The number of organisms in a cubic meter of discharge is a Poisson process. So, we use the following definition:

In a Poisson distribution, the probability that X represents the number of successes of a random variable is given by the following formula:

`P(X = x) = (e^(-\mu)*\mu^(x))/((x)!)`

In which

x is the number of sucesses

`e = 2.71828` is the Euler number

`\mu` is the mean in the given time interval.

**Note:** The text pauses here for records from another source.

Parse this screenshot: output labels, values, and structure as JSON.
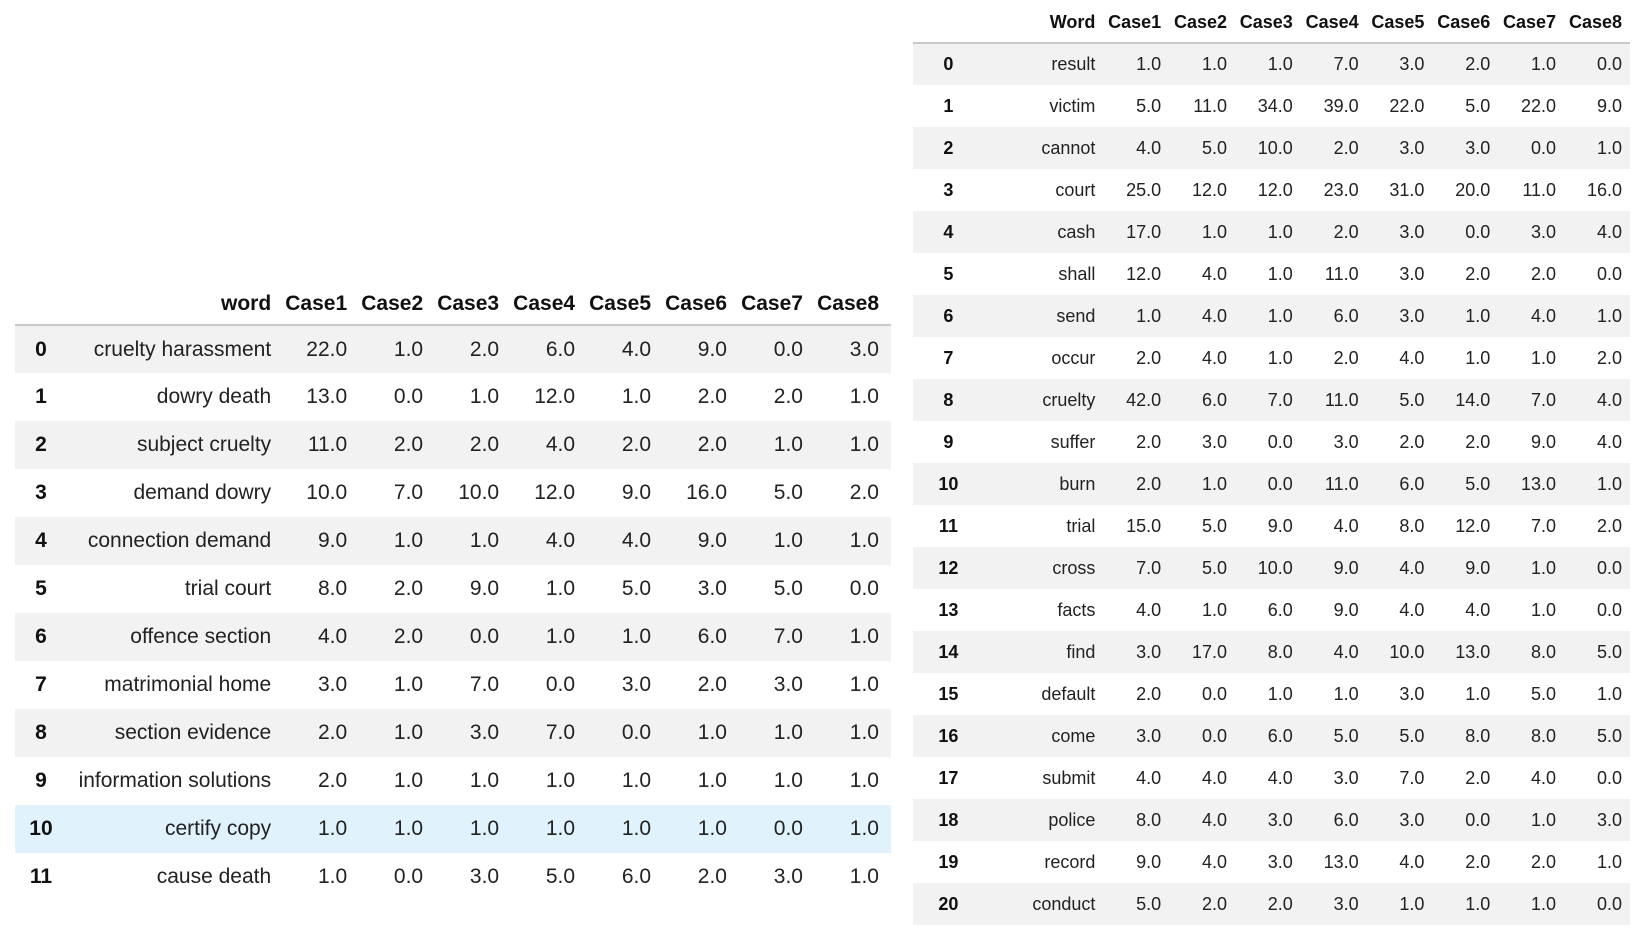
{
  "left_table": {
    "headers": [
      "",
      "word",
      "Case1",
      "Case2",
      "Case3",
      "Case4",
      "Case5",
      "Case6",
      "Case7",
      "Case8"
    ],
    "rows": [
      {
        "idx": "0",
        "cells": [
          "cruelty harassment",
          "22.0",
          "1.0",
          "2.0",
          "6.0",
          "4.0",
          "9.0",
          "0.0",
          "3.0"
        ]
      },
      {
        "idx": "1",
        "cells": [
          "dowry death",
          "13.0",
          "0.0",
          "1.0",
          "12.0",
          "1.0",
          "2.0",
          "2.0",
          "1.0"
        ]
      },
      {
        "idx": "2",
        "cells": [
          "subject cruelty",
          "11.0",
          "2.0",
          "2.0",
          "4.0",
          "2.0",
          "2.0",
          "1.0",
          "1.0"
        ]
      },
      {
        "idx": "3",
        "cells": [
          "demand dowry",
          "10.0",
          "7.0",
          "10.0",
          "12.0",
          "9.0",
          "16.0",
          "5.0",
          "2.0"
        ]
      },
      {
        "idx": "4",
        "cells": [
          "connection demand",
          "9.0",
          "1.0",
          "1.0",
          "4.0",
          "4.0",
          "9.0",
          "1.0",
          "1.0"
        ]
      },
      {
        "idx": "5",
        "cells": [
          "trial court",
          "8.0",
          "2.0",
          "9.0",
          "1.0",
          "5.0",
          "3.0",
          "5.0",
          "0.0"
        ]
      },
      {
        "idx": "6",
        "cells": [
          "offence section",
          "4.0",
          "2.0",
          "0.0",
          "1.0",
          "1.0",
          "6.0",
          "7.0",
          "1.0"
        ]
      },
      {
        "idx": "7",
        "cells": [
          "matrimonial home",
          "3.0",
          "1.0",
          "7.0",
          "0.0",
          "3.0",
          "2.0",
          "3.0",
          "1.0"
        ]
      },
      {
        "idx": "8",
        "cells": [
          "section evidence",
          "2.0",
          "1.0",
          "3.0",
          "7.0",
          "0.0",
          "1.0",
          "1.0",
          "1.0"
        ]
      },
      {
        "idx": "9",
        "cells": [
          "information solutions",
          "2.0",
          "1.0",
          "1.0",
          "1.0",
          "1.0",
          "1.0",
          "1.0",
          "1.0"
        ]
      },
      {
        "idx": "10",
        "cells": [
          "certify copy",
          "1.0",
          "1.0",
          "1.0",
          "1.0",
          "1.0",
          "1.0",
          "0.0",
          "1.0"
        ],
        "highlight": true
      },
      {
        "idx": "11",
        "cells": [
          "cause death",
          "1.0",
          "0.0",
          "3.0",
          "5.0",
          "6.0",
          "2.0",
          "3.0",
          "1.0"
        ]
      }
    ]
  },
  "right_table": {
    "headers": [
      "",
      "Word",
      "Case1",
      "Case2",
      "Case3",
      "Case4",
      "Case5",
      "Case6",
      "Case7",
      "Case8"
    ],
    "rows": [
      {
        "idx": "0",
        "cells": [
          "result",
          "1.0",
          "1.0",
          "1.0",
          "7.0",
          "3.0",
          "2.0",
          "1.0",
          "0.0"
        ]
      },
      {
        "idx": "1",
        "cells": [
          "victim",
          "5.0",
          "11.0",
          "34.0",
          "39.0",
          "22.0",
          "5.0",
          "22.0",
          "9.0"
        ]
      },
      {
        "idx": "2",
        "cells": [
          "cannot",
          "4.0",
          "5.0",
          "10.0",
          "2.0",
          "3.0",
          "3.0",
          "0.0",
          "1.0"
        ]
      },
      {
        "idx": "3",
        "cells": [
          "court",
          "25.0",
          "12.0",
          "12.0",
          "23.0",
          "31.0",
          "20.0",
          "11.0",
          "16.0"
        ]
      },
      {
        "idx": "4",
        "cells": [
          "cash",
          "17.0",
          "1.0",
          "1.0",
          "2.0",
          "3.0",
          "0.0",
          "3.0",
          "4.0"
        ]
      },
      {
        "idx": "5",
        "cells": [
          "shall",
          "12.0",
          "4.0",
          "1.0",
          "11.0",
          "3.0",
          "2.0",
          "2.0",
          "0.0"
        ]
      },
      {
        "idx": "6",
        "cells": [
          "send",
          "1.0",
          "4.0",
          "1.0",
          "6.0",
          "3.0",
          "1.0",
          "4.0",
          "1.0"
        ]
      },
      {
        "idx": "7",
        "cells": [
          "occur",
          "2.0",
          "4.0",
          "1.0",
          "2.0",
          "4.0",
          "1.0",
          "1.0",
          "2.0"
        ]
      },
      {
        "idx": "8",
        "cells": [
          "cruelty",
          "42.0",
          "6.0",
          "7.0",
          "11.0",
          "5.0",
          "14.0",
          "7.0",
          "4.0"
        ]
      },
      {
        "idx": "9",
        "cells": [
          "suffer",
          "2.0",
          "3.0",
          "0.0",
          "3.0",
          "2.0",
          "2.0",
          "9.0",
          "4.0"
        ]
      },
      {
        "idx": "10",
        "cells": [
          "burn",
          "2.0",
          "1.0",
          "0.0",
          "11.0",
          "6.0",
          "5.0",
          "13.0",
          "1.0"
        ]
      },
      {
        "idx": "11",
        "cells": [
          "trial",
          "15.0",
          "5.0",
          "9.0",
          "4.0",
          "8.0",
          "12.0",
          "7.0",
          "2.0"
        ]
      },
      {
        "idx": "12",
        "cells": [
          "cross",
          "7.0",
          "5.0",
          "10.0",
          "9.0",
          "4.0",
          "9.0",
          "1.0",
          "0.0"
        ]
      },
      {
        "idx": "13",
        "cells": [
          "facts",
          "4.0",
          "1.0",
          "6.0",
          "9.0",
          "4.0",
          "4.0",
          "1.0",
          "0.0"
        ]
      },
      {
        "idx": "14",
        "cells": [
          "find",
          "3.0",
          "17.0",
          "8.0",
          "4.0",
          "10.0",
          "13.0",
          "8.0",
          "5.0"
        ]
      },
      {
        "idx": "15",
        "cells": [
          "default",
          "2.0",
          "0.0",
          "1.0",
          "1.0",
          "3.0",
          "1.0",
          "5.0",
          "1.0"
        ]
      },
      {
        "idx": "16",
        "cells": [
          "come",
          "3.0",
          "0.0",
          "6.0",
          "5.0",
          "5.0",
          "8.0",
          "8.0",
          "5.0"
        ]
      },
      {
        "idx": "17",
        "cells": [
          "submit",
          "4.0",
          "4.0",
          "4.0",
          "3.0",
          "7.0",
          "2.0",
          "4.0",
          "0.0"
        ]
      },
      {
        "idx": "18",
        "cells": [
          "police",
          "8.0",
          "4.0",
          "3.0",
          "6.0",
          "3.0",
          "0.0",
          "1.0",
          "3.0"
        ]
      },
      {
        "idx": "19",
        "cells": [
          "record",
          "9.0",
          "4.0",
          "3.0",
          "13.0",
          "4.0",
          "2.0",
          "2.0",
          "1.0"
        ]
      },
      {
        "idx": "20",
        "cells": [
          "conduct",
          "5.0",
          "2.0",
          "2.0",
          "3.0",
          "1.0",
          "1.0",
          "1.0",
          "0.0"
        ]
      }
    ]
  }
}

Organisms are present in ballast water discharged from a ship according to a Poisson process with a concentration of 10 organisms/m3. This means that
`\mu = 10`

What is the probability that one cubic meter of discharge contains at least 6 organisms?

This is
`P(X \geq 6)`. We know that either we have less than 6 organisms, or we have at least 6 organism. The sum of the probabilities is decimal 1. So

`P(X < 6) + P(X \geq 6) = 1`

`P(X \geq 6) = 1 - P(X < 6)`

In which

`P(X < 6) = P(X = 0) + P(X = 1) + P(X = 2) + P(X = 3) + P(X = 4) + P(X = 5)`.

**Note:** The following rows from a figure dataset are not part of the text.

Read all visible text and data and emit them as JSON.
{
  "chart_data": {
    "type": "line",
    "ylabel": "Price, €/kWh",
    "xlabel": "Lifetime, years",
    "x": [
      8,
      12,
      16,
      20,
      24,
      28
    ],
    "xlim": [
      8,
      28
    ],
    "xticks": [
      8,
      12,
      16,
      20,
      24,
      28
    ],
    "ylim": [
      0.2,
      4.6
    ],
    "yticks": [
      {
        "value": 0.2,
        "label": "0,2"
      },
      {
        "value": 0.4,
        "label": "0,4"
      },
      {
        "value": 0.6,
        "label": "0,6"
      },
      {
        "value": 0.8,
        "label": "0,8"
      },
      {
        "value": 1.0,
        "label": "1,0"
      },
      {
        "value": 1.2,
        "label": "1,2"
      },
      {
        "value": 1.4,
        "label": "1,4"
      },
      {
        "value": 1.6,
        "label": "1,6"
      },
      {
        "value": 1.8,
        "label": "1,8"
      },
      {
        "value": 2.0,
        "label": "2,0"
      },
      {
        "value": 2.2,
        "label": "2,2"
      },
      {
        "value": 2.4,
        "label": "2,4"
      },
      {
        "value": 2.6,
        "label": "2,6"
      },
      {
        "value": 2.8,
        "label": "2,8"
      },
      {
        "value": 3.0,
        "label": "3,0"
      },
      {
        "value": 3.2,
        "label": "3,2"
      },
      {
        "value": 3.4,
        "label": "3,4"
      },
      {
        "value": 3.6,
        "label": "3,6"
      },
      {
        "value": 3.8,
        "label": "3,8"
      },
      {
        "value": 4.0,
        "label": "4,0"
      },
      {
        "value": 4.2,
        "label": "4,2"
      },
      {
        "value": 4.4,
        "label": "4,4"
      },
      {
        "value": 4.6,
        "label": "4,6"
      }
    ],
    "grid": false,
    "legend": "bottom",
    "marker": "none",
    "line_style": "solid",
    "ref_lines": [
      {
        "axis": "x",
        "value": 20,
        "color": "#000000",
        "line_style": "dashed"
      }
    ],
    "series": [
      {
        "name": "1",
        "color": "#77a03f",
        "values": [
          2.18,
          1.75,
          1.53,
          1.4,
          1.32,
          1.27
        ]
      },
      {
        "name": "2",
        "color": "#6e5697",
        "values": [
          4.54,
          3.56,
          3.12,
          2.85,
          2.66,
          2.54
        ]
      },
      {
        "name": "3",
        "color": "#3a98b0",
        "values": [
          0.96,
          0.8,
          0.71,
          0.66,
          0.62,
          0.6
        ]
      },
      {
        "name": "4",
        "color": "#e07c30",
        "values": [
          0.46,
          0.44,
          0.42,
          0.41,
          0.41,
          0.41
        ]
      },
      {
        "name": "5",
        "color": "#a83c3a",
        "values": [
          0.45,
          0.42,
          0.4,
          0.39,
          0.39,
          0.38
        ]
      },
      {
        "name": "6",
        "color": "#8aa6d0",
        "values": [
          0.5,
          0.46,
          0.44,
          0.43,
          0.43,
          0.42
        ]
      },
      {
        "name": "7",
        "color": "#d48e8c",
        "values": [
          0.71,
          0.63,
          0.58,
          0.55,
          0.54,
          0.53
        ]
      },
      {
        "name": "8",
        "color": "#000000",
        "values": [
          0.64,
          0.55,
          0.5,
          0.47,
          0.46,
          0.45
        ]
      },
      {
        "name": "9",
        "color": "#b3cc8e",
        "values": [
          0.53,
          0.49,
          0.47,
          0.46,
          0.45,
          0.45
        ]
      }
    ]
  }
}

Each one of these probabilities can be found by the poisson formula.

So

`P(X = x) = (e^(-\mu)*\mu^(x))/((x)!)`

`P(X = 0) = (e^(-10)*10^(0))/((0)!) = 0.00004`

`P(X = 1) = (e^(-10)*10^(1))/((1)!) = 0.0004`

`P(X = 2) = (e^(-10)*10^(2))/((2)!) = 0.0023`

`P(X = 3) = (e^(-10)*10^(3))/((3)!) = 0.0078`

`P(X = 4) = (e^(-10)*10^(0))/((0)!) = 0.0189`

`P(X = 5) = (e^(-10)*10^(1))/((1)!) = 0.0378`

So

`P(X < 6) = P(X = 0) + P(X = 1) + P(X = 2) + P(X = 3) + P(X = 4) + P(X = 5)`

`P(X < 6) = 0.00004 + 0.0004 + 0.0023 + 0.0078 + 0.0189 + 0.0378 = 0.06724`

Finally

`P(X \geq 6) = 1 - P(X < 6) = 1 - 0.06724 = 0.9328`

There is a 93.28% probability that one cubic meter of discharge contains at least 6 organisms.